AI-Powered E-Learning Platforms for STEM Education: Evaluating Effectiveness in Low-Bandwidth and Remote Learning Environments
Onuh Matthew Ijiga, Ginikachi Prisca Ifenatuora, Mariam Olateju
Abstract
The integration of Artificial Intelligence (AI) into e-learning platforms has revolutionized the educational landscape, offering personalized learning experiences and enhancing access to education. This paper explores the effectiveness of AI-powered e-learning platforms in Science, Technology, Engineering, and Mathematics (STEM) education, with a particular focus on their application in low-bandwidth and remote learning environments. These platforms have the potential to overcome challenges such as limited internet access and resource scarcity, which are prevalent in many parts of the world.
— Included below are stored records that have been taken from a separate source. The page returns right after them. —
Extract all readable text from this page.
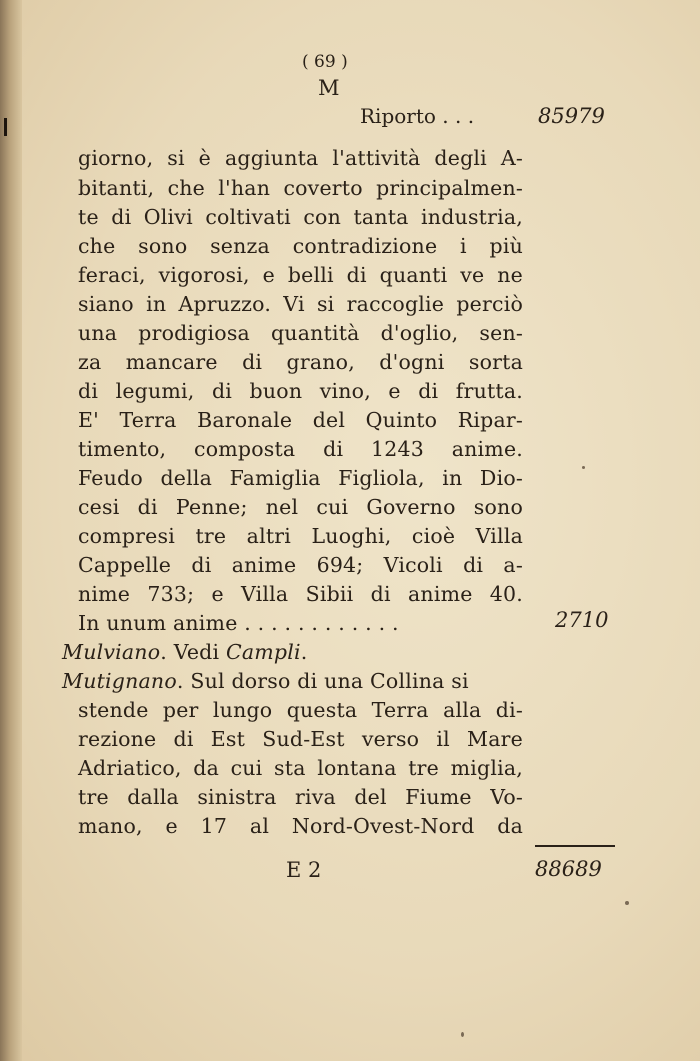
( 69 )
M
Riporto . . .	85979
giorno, si è aggiunta l'attività degli A-
bitanti, che l'han coverto principalmen-
te di Olivi coltivati con tanta industria,
che sono senza contradizione i più
feraci, vigorosi, e belli di quanti ve ne
siano in Apruzzo. Vi si raccoglie perciò
una prodigiosa quantità d'oglio, sen-
za mancare di grano, d'ogni sorta
di legumi, di buon vino, e di frutta.
E' Terra Baronale del Quinto Ripar-
timento, composta di 1243 anime.
Feudo della Famiglia Figliola, in Dio-
cesi di Penne; nel cui Governo sono
compresi tre altri Luoghi, cioè Villa
Cappelle di anime 694; Vicoli di a-
nime 733; e Villa Sibii di anime 40.
In unum anime . . . . . . . . . . . .	2710
Mulviano. Vedi Campli.
Mutignano. Sul dorso di una Collina si
stende per lungo questa Terra alla di-
rezione di Est Sud-Est verso il Mare
Adriatico, da cui sta lontana tre miglia,
tre dalla sinistra riva del Fiume Vo-
mano, e 17 al Nord-Ovest-Nord da
E 2	88689
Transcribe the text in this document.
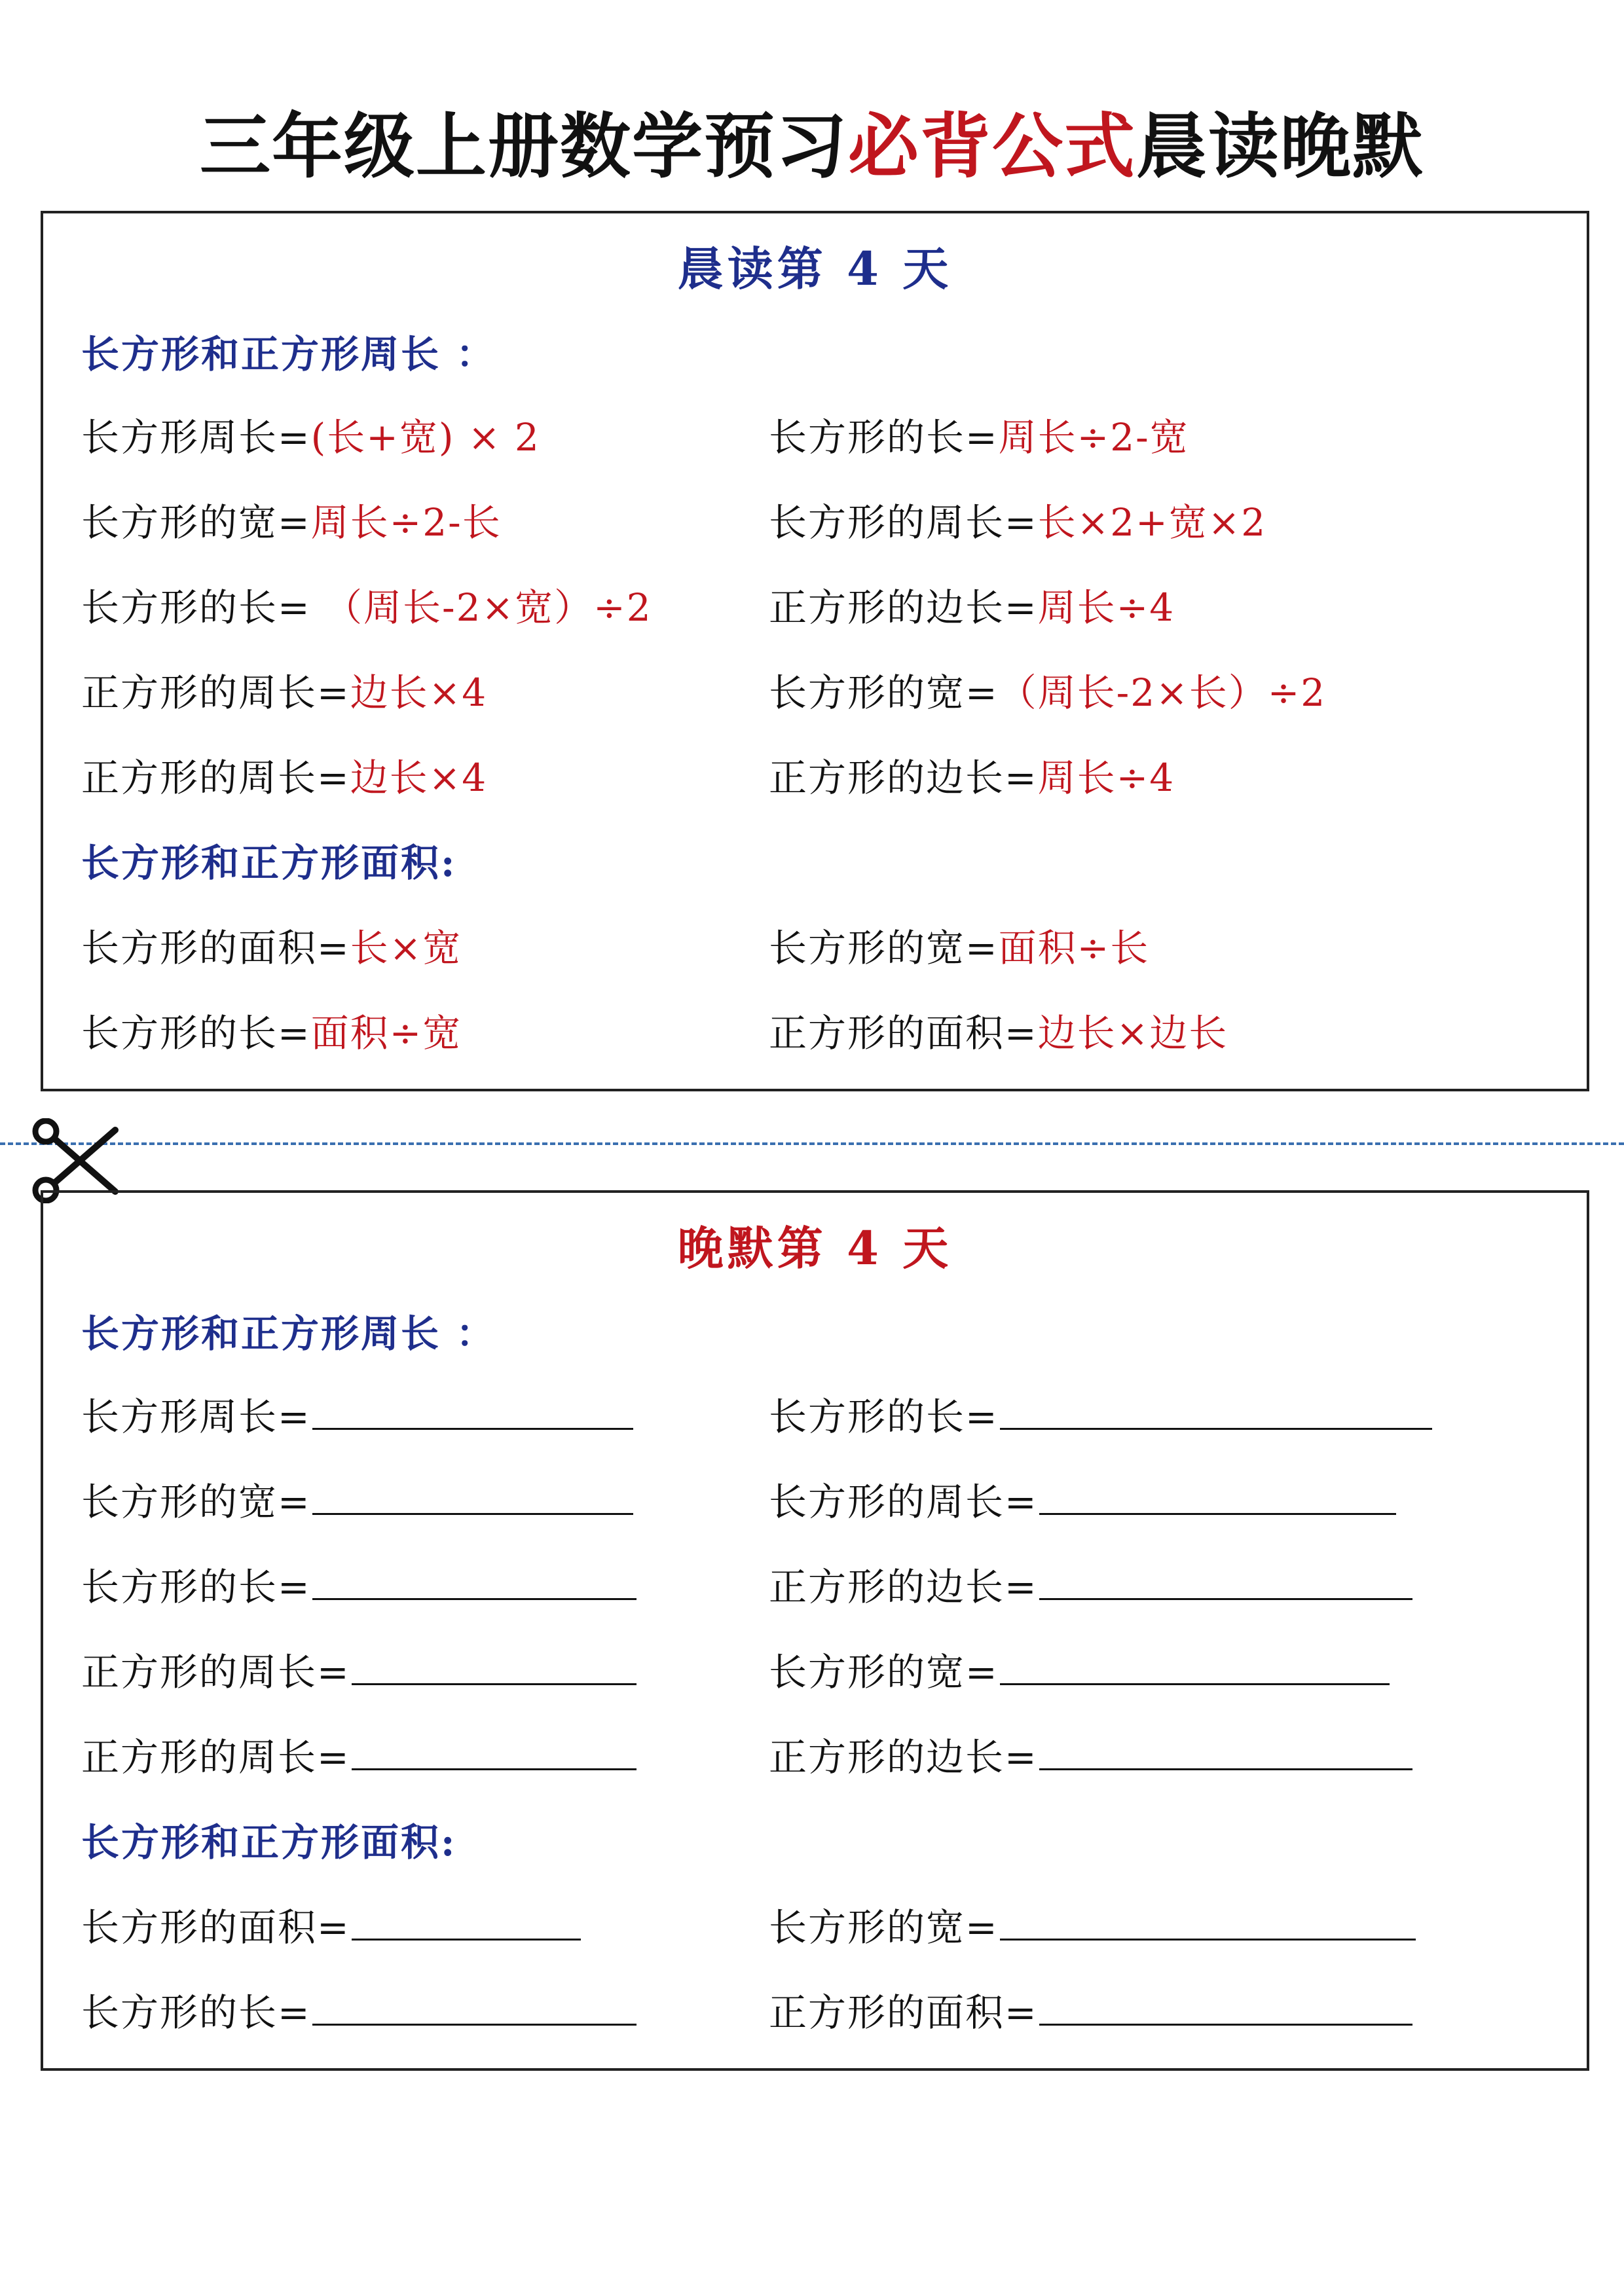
三年级上册数学预习必背公式晨读晚默
晨读第 4 天
长方形和正方形周长 ：
长方形周长=(长+宽) × 2	长方形的长=周长÷2-宽
长方形的宽=周长÷2-长	长方形的周长=长×2+宽×2
长方形的长= （周长-2×宽）÷2	正方形的边长=周长÷4
正方形的周长=边长×4	长方形的宽=（周长-2×长）÷2
正方形的周长=边长×4	正方形的边长=周长÷4
长方形和正方形面积:
长方形的面积=长×宽	长方形的宽=面积÷长
长方形的长=面积÷宽	正方形的面积=边长×边长
晚默第 4 天
长方形和正方形周长 ：
长方形周长=	长方形的长=
长方形的宽=	长方形的周长=
长方形的长=	正方形的边长=
正方形的周长=	长方形的宽=
正方形的周长=	正方形的边长=
长方形和正方形面积:
长方形的面积=	长方形的宽=
长方形的长=	正方形的面积=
This review critically assesses the existing literature on AI-driven STEM education platforms, evaluates their impact on student engagement, learning outcomes, and accessibility, and examines the strategies employed to optimize these platforms for low-bandwidth settings. Additionally, it highlights key challenges such as data privacy, technological infrastructure, and scalability in underserved regions. The paper concludes by proposing future directions for research and development to further enhance the effectiveness of AI-powered e-learning platforms for STEM education in resource-constrained environments.